Roland Hardy

Personal information
- Nationality: British (English)
- Born: 11 June 1926 Sheepbridge, Derbyshire, England
- Died: 14 June 2016 (aged 90) Chesterfield, Derbyshire, England
- Height: 176 cm (5 ft 9 in)
- Weight: 64 kg (141 lb)

Sport
- Sport: Athletics
- Event: Racewalking
- Club: Sheffield United Harriers

= Roland Hardy =

British racewalker

Roland Hardy (11 June 1926 - 14 June 2016) was a British racewalker who competed in the 1952 Summer Olympics and in the 1956 Summer Olympics. He was born in Sheepbridge, Derbyshire. Hardy was a five-time national champion in the 7 miles walk and a two-time national champion in the 2 miles walk.

== Biography ==
Hardy was born in Sheepbridge, Derbyshire, in June 1926. At school, Hardy took part in both cricket and football. In the latter, he was noticed by Sheffield United's manager Teddy Davison, who signed him to play for the side. However, Hardy's National service stopped him from taking up a career in football. In April 1949, Hardy began to take up race walking, where he joined the Sheffield United Harriers. Later that year, Hardy won the 1949 Sheffield Star Walk, breaking the course record by 53 seconds.

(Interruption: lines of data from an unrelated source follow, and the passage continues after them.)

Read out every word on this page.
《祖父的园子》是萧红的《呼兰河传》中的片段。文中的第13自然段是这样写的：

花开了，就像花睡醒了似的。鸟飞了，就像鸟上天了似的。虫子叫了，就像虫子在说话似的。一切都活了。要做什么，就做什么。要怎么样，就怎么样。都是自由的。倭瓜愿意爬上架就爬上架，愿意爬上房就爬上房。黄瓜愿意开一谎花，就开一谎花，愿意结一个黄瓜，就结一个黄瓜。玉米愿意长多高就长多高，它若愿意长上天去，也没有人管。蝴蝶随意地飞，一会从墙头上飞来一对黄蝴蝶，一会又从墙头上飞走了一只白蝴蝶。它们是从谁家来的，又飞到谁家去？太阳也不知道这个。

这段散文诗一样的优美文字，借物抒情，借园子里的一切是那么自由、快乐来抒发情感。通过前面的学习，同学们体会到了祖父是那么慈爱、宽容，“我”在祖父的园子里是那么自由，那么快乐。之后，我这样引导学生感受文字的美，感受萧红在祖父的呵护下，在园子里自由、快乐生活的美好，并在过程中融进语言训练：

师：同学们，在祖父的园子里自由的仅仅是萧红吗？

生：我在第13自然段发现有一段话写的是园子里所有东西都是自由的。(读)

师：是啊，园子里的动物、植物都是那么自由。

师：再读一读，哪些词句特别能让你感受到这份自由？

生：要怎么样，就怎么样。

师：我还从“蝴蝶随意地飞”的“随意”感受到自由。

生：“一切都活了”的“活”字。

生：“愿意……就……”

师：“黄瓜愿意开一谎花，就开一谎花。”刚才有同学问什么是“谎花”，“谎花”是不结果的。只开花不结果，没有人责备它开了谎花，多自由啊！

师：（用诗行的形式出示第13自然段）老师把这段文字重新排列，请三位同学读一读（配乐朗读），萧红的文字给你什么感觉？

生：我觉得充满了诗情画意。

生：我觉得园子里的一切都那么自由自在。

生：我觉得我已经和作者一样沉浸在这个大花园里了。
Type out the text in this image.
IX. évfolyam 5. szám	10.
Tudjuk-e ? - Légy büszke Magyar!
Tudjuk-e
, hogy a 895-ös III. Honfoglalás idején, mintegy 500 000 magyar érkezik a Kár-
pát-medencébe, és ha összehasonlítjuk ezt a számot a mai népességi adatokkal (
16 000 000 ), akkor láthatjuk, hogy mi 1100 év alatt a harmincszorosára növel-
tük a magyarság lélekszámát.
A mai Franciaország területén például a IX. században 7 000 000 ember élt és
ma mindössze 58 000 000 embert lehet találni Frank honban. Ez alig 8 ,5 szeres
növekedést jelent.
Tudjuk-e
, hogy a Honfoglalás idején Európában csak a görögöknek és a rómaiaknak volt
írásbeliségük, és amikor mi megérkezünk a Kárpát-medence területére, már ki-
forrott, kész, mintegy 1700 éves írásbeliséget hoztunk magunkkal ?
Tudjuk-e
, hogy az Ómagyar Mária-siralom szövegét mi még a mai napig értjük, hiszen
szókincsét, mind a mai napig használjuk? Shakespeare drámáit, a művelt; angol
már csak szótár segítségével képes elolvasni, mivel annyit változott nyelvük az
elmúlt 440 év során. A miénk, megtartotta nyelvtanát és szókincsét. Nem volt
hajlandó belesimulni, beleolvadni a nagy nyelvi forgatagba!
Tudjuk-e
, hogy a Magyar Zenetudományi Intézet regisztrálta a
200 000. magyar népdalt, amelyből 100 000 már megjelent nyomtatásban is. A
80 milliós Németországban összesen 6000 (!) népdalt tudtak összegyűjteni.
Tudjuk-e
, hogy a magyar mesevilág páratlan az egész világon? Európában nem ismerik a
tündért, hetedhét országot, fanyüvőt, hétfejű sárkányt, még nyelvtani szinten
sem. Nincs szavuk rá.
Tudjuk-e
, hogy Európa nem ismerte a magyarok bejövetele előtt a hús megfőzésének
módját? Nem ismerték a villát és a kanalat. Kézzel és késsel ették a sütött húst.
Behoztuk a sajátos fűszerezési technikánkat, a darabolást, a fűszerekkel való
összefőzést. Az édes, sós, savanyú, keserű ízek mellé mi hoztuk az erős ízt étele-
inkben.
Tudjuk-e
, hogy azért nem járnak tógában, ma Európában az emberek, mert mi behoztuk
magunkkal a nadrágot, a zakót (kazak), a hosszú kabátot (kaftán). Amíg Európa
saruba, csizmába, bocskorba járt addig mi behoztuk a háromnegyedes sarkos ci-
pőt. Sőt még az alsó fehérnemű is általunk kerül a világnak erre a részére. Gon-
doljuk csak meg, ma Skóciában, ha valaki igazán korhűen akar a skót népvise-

Hardy became the British 7 miles walk champion after winning the British AAA Championships title at the 1950 AAA Championships and successfully retained his title for the next three years in 1951, 1952 and 1953.

In August 1951, Hardy set a new world record in the 5-mile walk, beating the previous time by nine seconds, and then broke the British 7-mile record one year later. With this form, Hardy was selected to represent Great Britain at the Olympics.

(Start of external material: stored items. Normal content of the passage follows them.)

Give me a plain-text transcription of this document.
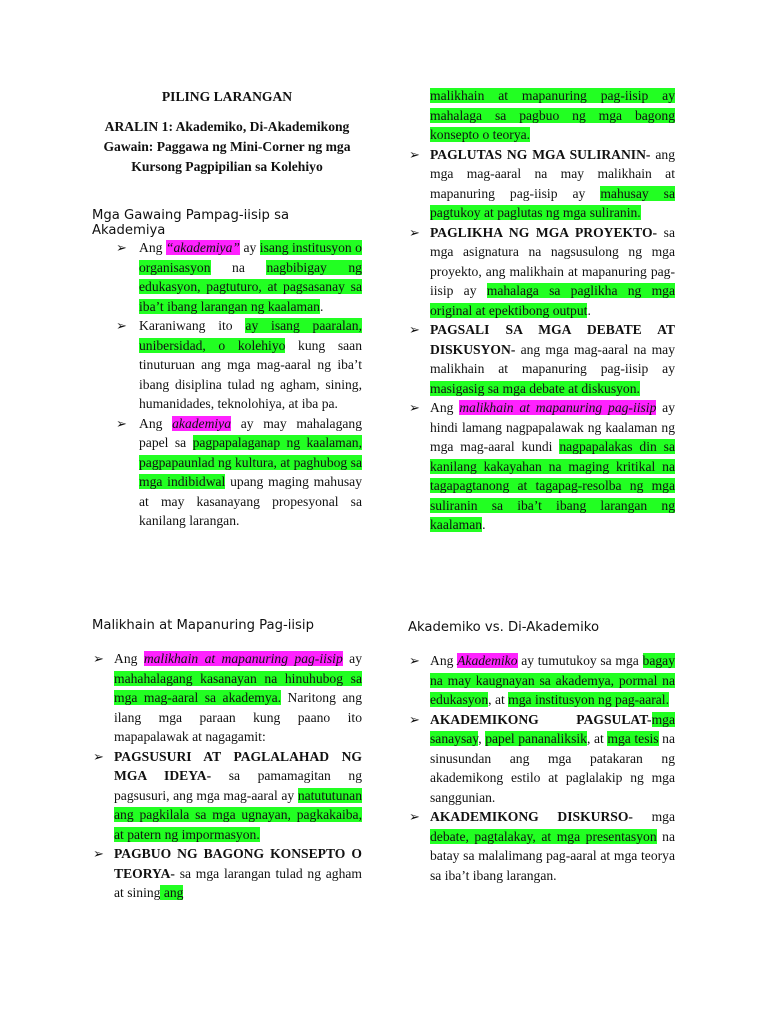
PILING LARANGAN

ARALIN 1: Akademiko, Di-Akademikong Gawain: Paggawa ng Mini-Corner ng mga Kursong Pagpipilian sa Kolehiyo

Mga Gawaing Pampag-iisip sa Akademiya

➢ Ang “akademiya” ay isang institusyon o organisasyon na nagbibigay ng edukasyon, pagtuturo, at pagsasanay sa iba’t ibang larangan ng kaalaman.
➢ Karaniwang ito ay isang paaralan, unibersidad, o kolehiyo kung saan tinuturuan ang mga mag-aaral ng iba’t ibang disiplina tulad ng agham, sining, humanidades, teknolohiya, at iba pa.
➢ Ang akademiya ay may mahalagang papel sa pagpapalaganap ng kaalaman, pagpapaunlad ng kultura, at paghubog sa mga indibidwal upang maging mahusay at may kasanayang propesyonal sa kanilang larangan.

Malikhain at Mapanuring Pag-iisip

➢ Ang malikhain at mapanuring pag-iisip ay mahahalagang kasanayan na hinuhubog sa mga mag-aaral sa akademya. Naritong ang ilang mga paraan kung paano ito mapapalawak at nagagamit:
➢ PAGSUSURI AT PAGLALAHAD NG MGA IDEYA- sa pamamagitan ng pagsusuri, ang mga mag-aaral ay natututunan ang pagkilala sa mga ugnayan, pagkakaiba, at patern ng impormasyon.
➢ PAGBUO NG BAGONG KONSEPTO O TEORYA- sa mga larangan tulad ng agham at sining ang
malikhain at mapanuring pag-iisip ay mahalaga sa pagbuo ng mga bagong konsepto o teorya.
➢ PAGLUTAS NG MGA SULIRANIN- ang mga mag-aaral na may malikhain at mapanuring pag-iisip ay mahusay sa pagtukoy at paglutas ng mga suliranin.
➢ PAGLIKHA NG MGA PROYEKTO- sa mga asignatura na nagsusulong ng mga proyekto, ang malikhain at mapanuring pag-iisip ay mahalaga sa paglikha ng mga original at epektibong output.
➢ PAGSALI SA MGA DEBATE AT DISKUSYON- ang mga mag-aaral na may malikhain at mapanuring pag-iisip ay masigasig sa mga debate at diskusyon.
➢ Ang malikhain at mapanuring pag-iisip ay hindi lamang nagpapalawak ng kaalaman ng mga mag-aaral kundi nagpapalakas din sa kanilang kakayahan na maging kritikal na tagapagtanong at tagapag-resolba ng mga suliranin sa iba’t ibang larangan ng kaalaman.

Akademiko vs. Di-Akademiko

➢ Ang Akademiko ay tumutukoy sa mga bagay na may kaugnayan sa akademya, pormal na edukasyon, at mga institusyon ng pag-aaral.
➢ AKADEMIKONG PAGSULAT-mga sanaysay, papel pananaliksik, at mga tesis na sinusundan ang mga patakaran ng akademikong estilo at paglalakip ng mga sanggunian.
➢ AKADEMIKONG DISKURSO- mga debate, pagtalakay, at mga presentasyon na batay sa malalimang pag-aaral at mga teorya sa iba’t ibang larangan.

Hardy competed at two Olympic Games. At the 1952 Summer Olympics in Helsinki, Hardy took part in the men's 10 kilometres walk, but was disqualified in his heat. Four years later, at the 1956 Summer Olympics in Melbourne, he finished in eighth place in the men's 20 kilometres walk.

He died in June 2016, in Chesterfield, Derbyshire, at the age of 90.